Conseils pratiques et points de vigilance avant de souscrire

Avant de s’engager, vérifier l’agrément de la société de gestion auprès du ministère de la Culture. Seules les structures agréées permettent de bénéficier de la réduction d’impôt. Exiger ensuite un détail précis des droits qui seront acquis : catalogue musical, films, documentaires, droits d’image. Une description vague ou générique doit alerter sur la solidité du montage.

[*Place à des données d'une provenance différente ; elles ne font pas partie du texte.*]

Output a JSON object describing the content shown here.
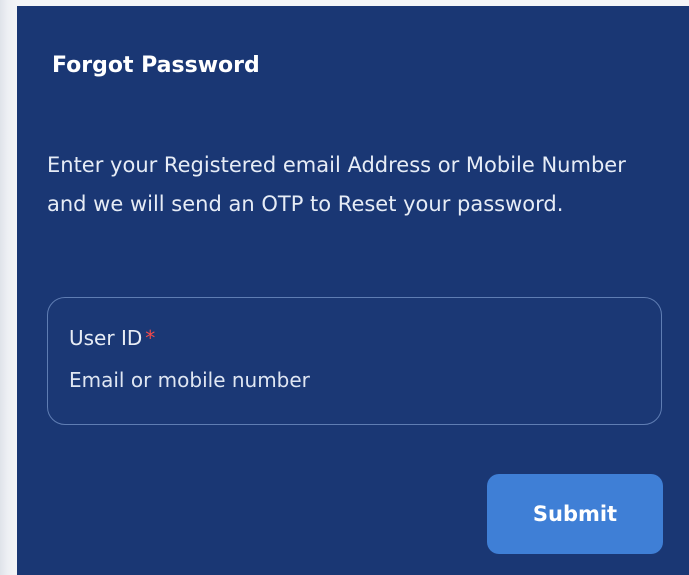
{
  "dialog": {
    "title": "Forgot Password",
    "description": "Enter your Registered email Address or Mobile Number and we will send an OTP to Reset your password."
  },
  "user_id_field": {
    "label": "User ID",
    "required_marker": "*",
    "value": "",
    "placeholder": "Email or mobile number"
  },
  "submit_button": {
    "label": "Submit"
  },
  "colors": {
    "panel_background": "#1a3774",
    "field_border": "#5f7db3",
    "button_background": "#3f7fd6",
    "required_marker": "#f24a4a",
    "text": "#ffffff"
  }
}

Demander le track record de la société : combien de fonds lancés, quels rendements distribués sur les millésimes précédents, quel taux de restitution du capital à échéance. Une société qui refuse de communiquer ces données ou qui n’affiche aucun historique doit être évitée. Certains acteurs historiques comme Truffle Capital ou Backup Studio publient leurs performances, d’autres restent opaques.

Simuler l’impact du plafond global des niches fiscales avant de souscrire. Si le foyer bénéficie déjà de réductions importantes via d’autres dispositifs, l’investissement en droits voisins risque d’être partiellement perdu. Dans ce cas, mieux vaut étaler l’investissement sur deux années fiscales ou arbitrer entre les différentes niches pour maximiser l’économie d’impôt réelle.

Enfin, anticiper la fiscalité des revenus distribués. Un contribuable dans la tranche à 45 % subira une imposition lourde sur les redevances perçues. Il peut être judicieux de loger l’investissement dans une structure patrimoniale (holding, SCI à l’IS) pour lisser la fiscalité, mais cette stratégie implique des frais de gestion supplémentaires et une complexité accrue. Un accompagnement par un avocat fiscaliste ou un conseiller en gestion de patrimoine s’impose pour sécuriser le montage et éviter les erreurs de déclaration.

L’essentiel

    • La réduction d’impôt atteint 50 % du montant investi, plafonnée à 18 000 € par an pour un investissement maximum de 36 000 €.
    • Le dispositif s’applique aux droits d’exploitation cinématographiques, audiovisuels, phonographiques et aux droits d’image de sportifs.
    • La durée de conservation minimale s’établit à cinq ans : toute cession anticipée entraîne la reprise de l’avantage fiscal majorée de 10 %.
    • Le plafonnement global des niches fiscales à 10 000 € par an limite l’effet pour les contribuables déjà bénéficiaires d’autres dispositifs.
    • Les frais de gestion oscillent entre 8 % et 12 % du montant investi, et les revenus distribués restent imposables au barème progressif.
    • Privilégier les sociétés agréées avec un historique vérifiable et exiger un reporting détaillé des droits acquis.

Les informations contenues dans cet article sont fournies à titre indicatif et ne constituent pas un conseil en investissement, fiscal ou juridique personnalisé. Consultez un professionnel qualifié (notaire, avocat fiscaliste, CGP) avant toute décision patrimoniale.